Outlook for M&A opportunities

The bulk of REITs are focused on blocking and tackling – managing debt maturities and managing portfolios in the current challenging market. Those REITs that are engaging in M&A deals are large companies, often the largest in their space, that are opportunistically scooping up smaller portfolios. That is a relatively small number, but you will continue to see those large companies continue to engage in M&A deals, Kranz says.

Smaller companies also may be more receptive to a merger or acquisition. In general, there are a lot of public REITs that are in “a bit of a rut” in the current environment where stock prices are down, interest expense is up, and operating results are under pressure, LeBey notes. “It’s hard for REITs to raise capital that isn’t dilutive. It's hard to get deals done, and it’s hard to see a realistic path to better results and better stock performance in the near term.
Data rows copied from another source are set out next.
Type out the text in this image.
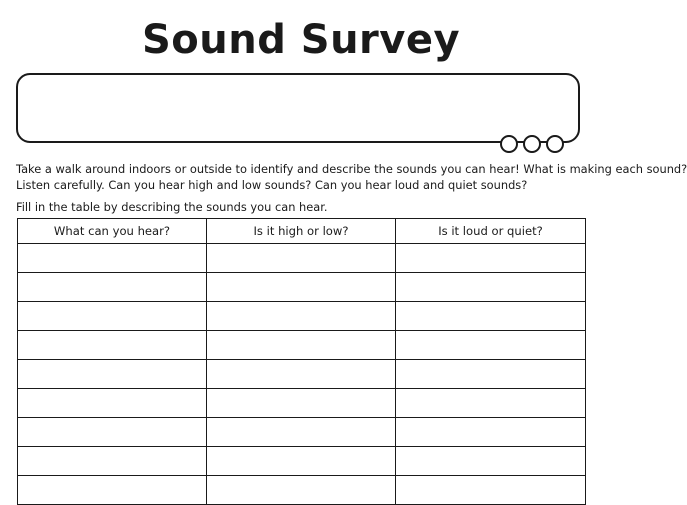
Sound Survey
Take a walk around indoors or outside to identify and describe the sounds you can hear! What is making each sound?
Listen carefully. Can you hear high and low sounds? Can you hear loud and quiet sounds?
Fill in the table by describing the sounds you can hear.
What can you hear?	Is it high or low?	Is it loud or quiet?
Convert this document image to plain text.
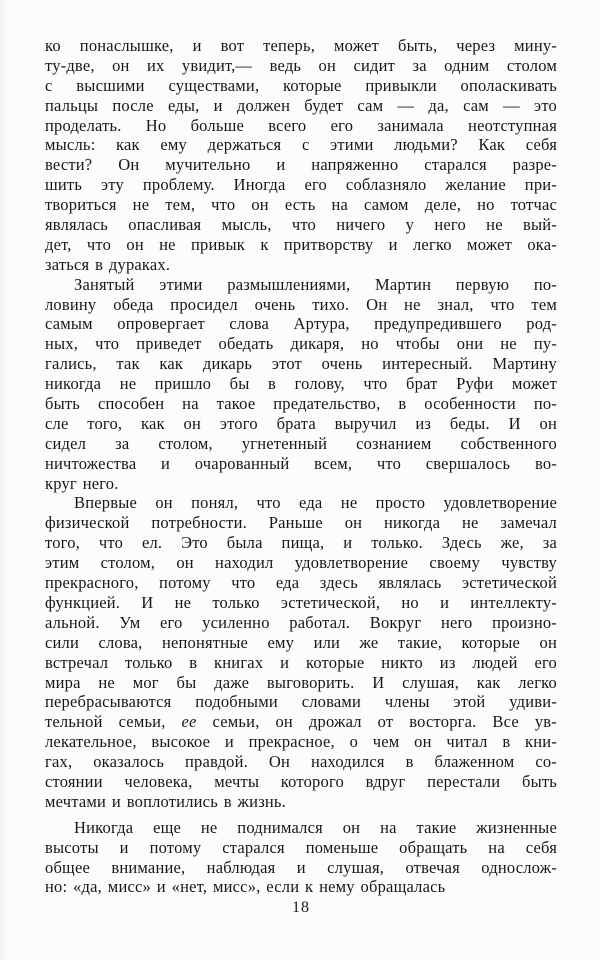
ко понаслышке, и вот теперь, может быть, через мину-
ту-две, он их увидит,— ведь он сидит за одним столом
с высшими существами, которые привыкли ополаскивать
пальцы после еды, и должен будет сам — да, сам — это
проделать. Но больше всего его занимала неотступная
мысль: как ему держаться с этими людьми? Как себя
вести? Он мучительно и напряженно старался разре-
шить эту проблему. Иногда его соблазняло желание при-
твориться не тем, что он есть на самом деле, но тотчас
являлась опасливая мысль, что ничего у него не вый-
дет, что он не привык к притворству и легко может ока-
заться в дураках.
Занятый этими размышлениями, Мартин первую по-
ловину обеда просидел очень тихо. Он не знал, что тем
самым опровергает слова Артура, предупредившего род-
ных, что приведет обедать дикаря, но чтобы они не пу-
гались, так как дикарь этот очень интересный. Мартину
никогда не пришло бы в голову, что брат Руфи может
быть способен на такое предательство, в особенности по-
сле того, как он этого брата выручил из беды. И он
сидел за столом, угнетенный сознанием собственного
ничтожества и очарованный всем, что свершалось во-
круг него.
Впервые он понял, что еда не просто удовлетворение
физической потребности. Раньше он никогда не замечал
того, что ел. Это была пища, и только. Здесь же, за
этим столом, он находил удовлетворение своему чувству
прекрасного, потому что еда здесь являлась эстетической
функцией. И не только эстетической, но и интеллекту-
альной. Ум его усиленно работал. Вокруг него произно-
сили слова, непонятные ему или же такие, которые он
встречал только в книгах и которые никто из людей его
мира не мог бы даже выговорить. И слушая, как легко
перебрасываются подобными словами члены этой удиви-
тельной семьи, ее семьи, он дрожал от восторга. Все ув-
лекательное, высокое и прекрасное, о чем он читал в кни-
гах, оказалось правдой. Он находился в блаженном со-
стоянии человека, мечты которого вдруг перестали быть
мечтами и воплотились в жизнь.
Никогда еще не поднимался он на такие жизненные
высоты и потому старался поменьше обращать на себя
общее внимание, наблюдая и слушая, отвечая однослож-
но: «да, мисс» и «нет, мисс», если к нему обращалась
18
So, if an acquisition proposal from a stronger, larger company comes along with a premium, boards have to consider it,” he says.

M&A opportunities exist across most property sectors, including multifamily, retail, industrial, and office. In each of those categories there are still some REITs that are trading at greater discounts than others where the stronger players could acquire some of their competitors that are experiencing bigger discounts in NAV. Office in particular is one sector where you might see a deal or two later this year, according to experts.

Despite M&A deals that have already occurred in self-storage and net lease, both sectors remain attractive for more activity. “Self-storage is a strong asset class that has performed exceptionally well through all of the turbulence of the last few years, and it remains a sector that is ripe for consolidation and growth,” LeBey says.

There’s also a lot of buzz around the looming investment opportunity in the mortgage space. At some point, interest rates are going to stop going up and will start to come down again, and that creates a huge amount of opportunity to raise capital and generate great returns in the mortgage space, he says. “I think that we are likely to see additional M&A activity as well as increased capital markets activity in the residential and commercial mREIT space in the coming 18 months,” LeBey adds.

Broadly speaking, REITs have strong balance sheets, with leverage that is at near historic lows. Over 90% of the debt REITs were carrying as of the second quarter was fixed rate with a weighted average term to maturity of just under seven years (79 months), according to Nareit. Yet there is still a market of “haves and have nots,” especially among REITs that have maturing debt or have a difficult time accessing capital to drive growth. Those challenges could spark more opportunities for M&A deals in the near term. “Some of the larger players will be better positioned to weather that storm, while many others will need to do something strategic. That means more M&A,” LeBey says.